Paimpol fut port corsaire durant la Guerre de Cent Ans. Les Anglais en firent une place de sûreté en 1591. Cette position stratégique attirait déjà les puissances maritimes.

L'Abbaye de Beauport, fondée en 1202, fut classée monument historique en 1907. Les moines cisterciens recevaient des terres du seigneur de Goëlo Alain. L'État racheta l'abbaye pour la préserver.

Vivre l'âme maritime de Paimpol aujourd'hui

Sur les traces de Pierre Loti

Pierre Loti immortalisa Paimpol en 1886 avec "Pêcheur d'Islande". Son héroïne Gaud Mével habitait rue de l'Église. Cette maison, aujourd'hui salon de coiffure, conserve la mémoire littéraire du port.

La rue des Islandais était l'ancien quartier latin maritime. Les armateurs recrutaient leurs équipages dans ces ruelles. Les marins y racontaient leurs aventures islandaises entre deux campagnes.

Entre port de plaisance et patrimoine vivant

Après la morue, le port s'orienta vers la pêche et la plaisance. Les voiliers-écoles Étoile et Belle Poule font escale occasionnellement. Ces répliques de goélettes raviven la mémoire maritime.

Les restaurants servent encore la morue selon les traditions. Cette gastronomie héritée de la Grande Pêche côtoie les spécialités bretonnes. L'artisanat local perpétue les savoir-faire maritimes ancestraux.

Ce que même les Bretons ignorent sur Paimpol

Le premier port de France à la pêche au large vit aujourd'hui dans l'ombre. Saint-Malo attire les foules avec ses remparts. Concarneau expose sa Ville Close. Paimpol préserve une authenticité plus discrète.

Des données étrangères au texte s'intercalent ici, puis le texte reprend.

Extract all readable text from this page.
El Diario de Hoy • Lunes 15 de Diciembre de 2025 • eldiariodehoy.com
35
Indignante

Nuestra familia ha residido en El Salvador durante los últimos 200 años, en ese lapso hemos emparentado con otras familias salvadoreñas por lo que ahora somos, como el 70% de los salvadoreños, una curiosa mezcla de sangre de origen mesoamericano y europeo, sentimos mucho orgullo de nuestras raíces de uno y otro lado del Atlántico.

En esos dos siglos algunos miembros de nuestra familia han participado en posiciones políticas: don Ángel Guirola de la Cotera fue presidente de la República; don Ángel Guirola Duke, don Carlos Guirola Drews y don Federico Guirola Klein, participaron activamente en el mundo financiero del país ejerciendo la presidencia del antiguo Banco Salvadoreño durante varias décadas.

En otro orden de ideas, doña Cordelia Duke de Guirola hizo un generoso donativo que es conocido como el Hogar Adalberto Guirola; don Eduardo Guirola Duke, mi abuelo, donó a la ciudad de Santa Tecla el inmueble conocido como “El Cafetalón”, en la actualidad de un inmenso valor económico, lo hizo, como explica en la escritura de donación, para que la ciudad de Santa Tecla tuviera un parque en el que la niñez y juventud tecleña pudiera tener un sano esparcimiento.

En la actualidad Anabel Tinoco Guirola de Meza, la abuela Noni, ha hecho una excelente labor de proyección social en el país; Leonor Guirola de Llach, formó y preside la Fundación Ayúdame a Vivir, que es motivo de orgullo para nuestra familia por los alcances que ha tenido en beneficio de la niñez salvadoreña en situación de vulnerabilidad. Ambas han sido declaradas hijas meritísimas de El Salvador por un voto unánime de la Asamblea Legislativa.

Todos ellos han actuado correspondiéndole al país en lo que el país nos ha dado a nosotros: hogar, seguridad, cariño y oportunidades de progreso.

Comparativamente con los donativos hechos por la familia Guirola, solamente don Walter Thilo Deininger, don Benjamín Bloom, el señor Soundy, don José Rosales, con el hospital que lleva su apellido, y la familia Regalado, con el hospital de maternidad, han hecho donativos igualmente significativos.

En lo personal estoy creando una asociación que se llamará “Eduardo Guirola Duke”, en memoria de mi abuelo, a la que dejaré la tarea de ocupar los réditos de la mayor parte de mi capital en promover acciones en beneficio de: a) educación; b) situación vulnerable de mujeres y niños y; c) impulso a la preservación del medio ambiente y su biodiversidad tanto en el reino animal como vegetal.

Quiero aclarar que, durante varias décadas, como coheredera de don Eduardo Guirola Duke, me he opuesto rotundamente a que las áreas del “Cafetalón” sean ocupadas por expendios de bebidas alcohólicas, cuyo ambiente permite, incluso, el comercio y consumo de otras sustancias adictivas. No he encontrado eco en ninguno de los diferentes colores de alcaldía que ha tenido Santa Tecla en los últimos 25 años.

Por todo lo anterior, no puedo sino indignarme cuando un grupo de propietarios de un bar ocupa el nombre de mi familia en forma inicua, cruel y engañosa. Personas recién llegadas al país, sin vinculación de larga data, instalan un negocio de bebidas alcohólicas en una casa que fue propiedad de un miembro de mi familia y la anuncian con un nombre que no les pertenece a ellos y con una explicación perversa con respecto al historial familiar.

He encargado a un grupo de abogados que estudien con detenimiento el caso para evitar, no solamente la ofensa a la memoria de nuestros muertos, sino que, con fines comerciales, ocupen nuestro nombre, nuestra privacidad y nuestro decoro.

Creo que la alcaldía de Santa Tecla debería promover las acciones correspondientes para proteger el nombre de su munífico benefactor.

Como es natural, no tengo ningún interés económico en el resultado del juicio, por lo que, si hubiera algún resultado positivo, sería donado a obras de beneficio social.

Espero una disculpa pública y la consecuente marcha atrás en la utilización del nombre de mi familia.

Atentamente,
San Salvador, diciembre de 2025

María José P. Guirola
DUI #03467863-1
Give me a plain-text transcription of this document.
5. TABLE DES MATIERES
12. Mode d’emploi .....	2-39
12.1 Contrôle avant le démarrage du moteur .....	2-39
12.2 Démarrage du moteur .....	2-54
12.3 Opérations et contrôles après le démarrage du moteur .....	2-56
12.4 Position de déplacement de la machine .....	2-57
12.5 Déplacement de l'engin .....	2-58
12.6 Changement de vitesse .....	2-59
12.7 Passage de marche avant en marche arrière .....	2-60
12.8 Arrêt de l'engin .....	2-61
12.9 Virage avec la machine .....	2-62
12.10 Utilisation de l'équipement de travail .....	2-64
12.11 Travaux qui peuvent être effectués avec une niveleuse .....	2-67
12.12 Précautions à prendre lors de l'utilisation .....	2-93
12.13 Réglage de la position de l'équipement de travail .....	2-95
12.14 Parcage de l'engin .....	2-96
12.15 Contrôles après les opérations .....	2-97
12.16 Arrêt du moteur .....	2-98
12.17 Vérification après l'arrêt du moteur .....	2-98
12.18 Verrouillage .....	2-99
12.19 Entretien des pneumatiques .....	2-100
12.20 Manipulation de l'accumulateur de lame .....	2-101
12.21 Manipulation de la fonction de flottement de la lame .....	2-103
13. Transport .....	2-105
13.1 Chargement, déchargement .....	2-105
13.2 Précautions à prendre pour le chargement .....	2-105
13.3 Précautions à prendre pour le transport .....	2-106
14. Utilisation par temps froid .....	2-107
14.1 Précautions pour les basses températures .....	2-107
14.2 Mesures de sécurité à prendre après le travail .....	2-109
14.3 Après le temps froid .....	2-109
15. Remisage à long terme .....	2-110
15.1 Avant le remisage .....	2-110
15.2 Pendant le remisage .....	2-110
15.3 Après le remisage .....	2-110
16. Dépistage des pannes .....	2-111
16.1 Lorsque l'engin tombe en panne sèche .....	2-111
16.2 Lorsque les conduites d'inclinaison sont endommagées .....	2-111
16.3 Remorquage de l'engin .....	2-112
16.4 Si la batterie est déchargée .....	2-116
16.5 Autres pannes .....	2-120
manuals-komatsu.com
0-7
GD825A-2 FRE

Cette commune résulte de la fusion en 1960 de Paimpol, Plounez et Kérity. Moins de touristes signifie des tarifs plus accessibles et un patrimoine intact. Les maisons d'armateurs restent habitées, non transformées en musées.

Vos questions sur Paimpol, Côtes-d'Armor, Bretagne, France répondues

Comment rejoindre Paimpol depuis Paris ?

Paimpol se situe à environ 450 km de Paris par la route. La gare TGV de Guingamp dessert ensuite Paimpol par TER. La période optimale s'étend de mai à septembre, hors affluence estivale.

Que reste-t-il de l'époque des Islandais ?

L'architecture préservée témoigne de cette époque : maisons d'armateurs, bassins à flot, quais historiques. Le Monument aux Morts, œuvre d'André Vermare, honore les disparus. La culture maritime locale perpétue ces traditions.

Paimpol vs Saint-Malo : quelle différence ?

Saint-Malo mise sur ses remparts et son tourisme de masse. Paimpol cultive l'authenticité de la Grande Pêche avec moins de foule. Les tarifs restent plus abordables et le patrimoine plus accessible aux visiteurs.

La brume matinale caresse les bassins à flot désormais silencieux. L'odeur d'iode porte encore l'écho des 82 goélettes parties vers l'Islande. Paimpol dort, préservant son âme de premier port maritime français.